A Multi-Stage Ensembled-Learning Approach for Signal Classification Based on Deep CNN and LGBM Models

In this paper, we propose a novel ensembled-learning architecture incorporating a hybrid multi-stage concatenation of the deep Convolutional Neural Network (CNN) model and the Light Gradient-Boosting-Machine (LGBM) model for the task of signal classification. It is well known that CNN is capable of learning discriminant features in various domains of signal representations. On the other hand, the LGBM model possess notable advantages such as the feasibility of parallel implementations and the potential of achieving comparable accuracies over various benchmark datasets. For the purpose of leveraging the advantages of both frameworks, we propose three steps to construct the proposed architecture.
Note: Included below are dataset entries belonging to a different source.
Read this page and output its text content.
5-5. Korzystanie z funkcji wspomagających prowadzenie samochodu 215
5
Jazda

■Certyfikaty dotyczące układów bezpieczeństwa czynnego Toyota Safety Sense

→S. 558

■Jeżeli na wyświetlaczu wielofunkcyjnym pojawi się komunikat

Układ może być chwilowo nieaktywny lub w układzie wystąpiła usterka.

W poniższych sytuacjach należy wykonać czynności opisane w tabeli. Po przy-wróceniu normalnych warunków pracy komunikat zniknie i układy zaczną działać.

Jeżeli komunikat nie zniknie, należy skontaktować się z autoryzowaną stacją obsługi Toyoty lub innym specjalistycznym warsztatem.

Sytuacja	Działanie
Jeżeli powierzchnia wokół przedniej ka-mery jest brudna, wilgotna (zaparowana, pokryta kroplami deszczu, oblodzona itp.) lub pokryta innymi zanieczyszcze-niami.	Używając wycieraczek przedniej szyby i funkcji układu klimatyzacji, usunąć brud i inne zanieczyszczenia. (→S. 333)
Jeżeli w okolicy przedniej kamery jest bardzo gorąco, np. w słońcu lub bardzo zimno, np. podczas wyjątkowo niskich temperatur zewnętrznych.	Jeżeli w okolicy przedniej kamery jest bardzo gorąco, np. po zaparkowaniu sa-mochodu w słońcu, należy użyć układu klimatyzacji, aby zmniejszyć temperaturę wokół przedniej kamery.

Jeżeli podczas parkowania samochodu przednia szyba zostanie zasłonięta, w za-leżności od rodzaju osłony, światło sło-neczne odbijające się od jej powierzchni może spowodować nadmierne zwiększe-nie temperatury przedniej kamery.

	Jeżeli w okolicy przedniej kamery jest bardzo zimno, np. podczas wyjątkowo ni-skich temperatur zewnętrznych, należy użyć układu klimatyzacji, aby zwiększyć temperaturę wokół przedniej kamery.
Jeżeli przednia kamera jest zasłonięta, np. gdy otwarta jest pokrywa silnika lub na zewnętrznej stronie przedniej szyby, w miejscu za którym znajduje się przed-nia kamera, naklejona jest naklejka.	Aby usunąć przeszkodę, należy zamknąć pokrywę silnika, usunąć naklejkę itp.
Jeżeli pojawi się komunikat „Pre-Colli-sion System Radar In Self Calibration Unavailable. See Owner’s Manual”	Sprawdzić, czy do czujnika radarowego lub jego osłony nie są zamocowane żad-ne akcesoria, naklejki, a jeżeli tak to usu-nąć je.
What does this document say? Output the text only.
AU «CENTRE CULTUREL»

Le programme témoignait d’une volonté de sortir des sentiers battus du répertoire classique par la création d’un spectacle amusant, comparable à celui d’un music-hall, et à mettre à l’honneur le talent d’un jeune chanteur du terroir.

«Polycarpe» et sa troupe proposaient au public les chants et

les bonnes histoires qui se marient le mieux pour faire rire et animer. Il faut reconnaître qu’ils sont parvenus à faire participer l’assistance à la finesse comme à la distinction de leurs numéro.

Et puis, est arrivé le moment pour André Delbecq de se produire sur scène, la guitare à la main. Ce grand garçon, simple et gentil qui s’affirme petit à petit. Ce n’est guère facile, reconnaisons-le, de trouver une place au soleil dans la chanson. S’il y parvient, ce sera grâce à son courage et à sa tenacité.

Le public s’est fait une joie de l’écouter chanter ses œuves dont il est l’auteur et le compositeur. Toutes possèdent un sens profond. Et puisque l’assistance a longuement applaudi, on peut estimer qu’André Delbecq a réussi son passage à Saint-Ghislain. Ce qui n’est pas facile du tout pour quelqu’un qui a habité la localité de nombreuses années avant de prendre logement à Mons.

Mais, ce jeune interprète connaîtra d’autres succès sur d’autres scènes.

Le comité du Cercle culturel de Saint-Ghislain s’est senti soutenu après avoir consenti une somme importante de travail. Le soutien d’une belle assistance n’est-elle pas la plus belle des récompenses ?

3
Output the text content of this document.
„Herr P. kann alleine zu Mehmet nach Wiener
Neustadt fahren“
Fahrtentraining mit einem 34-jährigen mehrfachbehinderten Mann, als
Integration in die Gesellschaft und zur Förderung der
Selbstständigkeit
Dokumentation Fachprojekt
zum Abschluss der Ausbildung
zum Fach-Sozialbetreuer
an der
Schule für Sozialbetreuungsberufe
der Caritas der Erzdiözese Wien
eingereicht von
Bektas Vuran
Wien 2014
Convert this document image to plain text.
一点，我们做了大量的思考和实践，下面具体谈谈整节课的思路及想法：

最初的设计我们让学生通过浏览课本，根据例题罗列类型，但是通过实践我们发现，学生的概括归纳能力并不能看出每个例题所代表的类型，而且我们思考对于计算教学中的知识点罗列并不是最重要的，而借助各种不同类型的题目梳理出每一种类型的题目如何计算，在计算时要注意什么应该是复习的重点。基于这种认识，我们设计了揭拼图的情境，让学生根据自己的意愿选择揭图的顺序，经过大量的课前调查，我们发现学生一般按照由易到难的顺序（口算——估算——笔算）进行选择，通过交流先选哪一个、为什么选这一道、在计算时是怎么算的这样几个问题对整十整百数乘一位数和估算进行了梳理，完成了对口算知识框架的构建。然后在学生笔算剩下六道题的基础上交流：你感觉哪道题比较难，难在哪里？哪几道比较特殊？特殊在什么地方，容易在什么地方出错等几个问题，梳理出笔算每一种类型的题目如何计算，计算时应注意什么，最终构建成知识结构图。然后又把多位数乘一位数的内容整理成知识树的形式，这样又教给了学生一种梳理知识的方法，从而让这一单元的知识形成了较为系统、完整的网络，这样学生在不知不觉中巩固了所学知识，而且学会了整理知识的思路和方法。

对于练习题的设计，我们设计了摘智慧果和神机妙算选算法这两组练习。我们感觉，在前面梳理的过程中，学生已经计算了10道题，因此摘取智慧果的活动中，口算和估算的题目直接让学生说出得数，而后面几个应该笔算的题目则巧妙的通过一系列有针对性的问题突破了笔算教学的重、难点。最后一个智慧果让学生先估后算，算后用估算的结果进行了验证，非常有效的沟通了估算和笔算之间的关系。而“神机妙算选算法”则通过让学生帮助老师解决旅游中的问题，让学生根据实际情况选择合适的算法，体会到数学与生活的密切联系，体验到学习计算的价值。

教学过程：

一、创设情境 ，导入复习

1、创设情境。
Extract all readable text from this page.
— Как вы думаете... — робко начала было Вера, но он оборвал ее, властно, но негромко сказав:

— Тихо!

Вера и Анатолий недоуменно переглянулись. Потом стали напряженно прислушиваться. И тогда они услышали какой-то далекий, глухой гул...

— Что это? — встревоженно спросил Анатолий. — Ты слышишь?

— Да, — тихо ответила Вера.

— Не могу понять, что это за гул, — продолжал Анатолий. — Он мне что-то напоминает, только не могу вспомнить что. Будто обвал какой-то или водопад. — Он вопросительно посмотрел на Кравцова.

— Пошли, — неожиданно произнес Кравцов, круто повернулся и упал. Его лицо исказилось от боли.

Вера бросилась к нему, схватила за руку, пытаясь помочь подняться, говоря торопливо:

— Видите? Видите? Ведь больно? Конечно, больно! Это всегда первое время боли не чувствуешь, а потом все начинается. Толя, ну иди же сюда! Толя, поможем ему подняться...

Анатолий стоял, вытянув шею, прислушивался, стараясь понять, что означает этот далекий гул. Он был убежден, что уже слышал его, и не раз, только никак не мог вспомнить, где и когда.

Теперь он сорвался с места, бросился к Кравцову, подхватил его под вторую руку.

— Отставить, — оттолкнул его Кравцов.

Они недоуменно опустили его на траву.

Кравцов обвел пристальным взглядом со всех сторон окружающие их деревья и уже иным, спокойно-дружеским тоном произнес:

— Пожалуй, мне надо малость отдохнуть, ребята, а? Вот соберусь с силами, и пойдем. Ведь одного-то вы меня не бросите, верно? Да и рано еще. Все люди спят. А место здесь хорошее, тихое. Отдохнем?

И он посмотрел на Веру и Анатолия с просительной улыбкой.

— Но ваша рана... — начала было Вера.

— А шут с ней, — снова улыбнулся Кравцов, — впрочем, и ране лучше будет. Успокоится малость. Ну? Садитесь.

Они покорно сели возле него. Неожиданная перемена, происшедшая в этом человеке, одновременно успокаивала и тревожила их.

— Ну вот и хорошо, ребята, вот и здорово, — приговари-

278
First, a Mel spectrogram is constructed as a two-dimensional (2-D) three-channel image and employed at the input to a CNN model featuring the squeeze-and-excitation (SE) attention mechanism (i.e., SeResNet) to derive the one-dimensional (1-D) deep feature of the raw signal from the final convolution layer. Secondly, we directly extract a number of 1-D statistical features based on the prior expert knowledge from the source domain of acoustics. Finally, the learned deep features and the extracted statistical features are fused and concatenated to form an input vector for the LGBM model to further improve classification accuracies. The proposed architecture is experimented on the Google Speech Commands Dataset and the Urbansound8K Dataset. Numerical results show that the proposed approach achieves the state-of-the-art accuracies and shows non-negligible performance gains over the standalone schemes.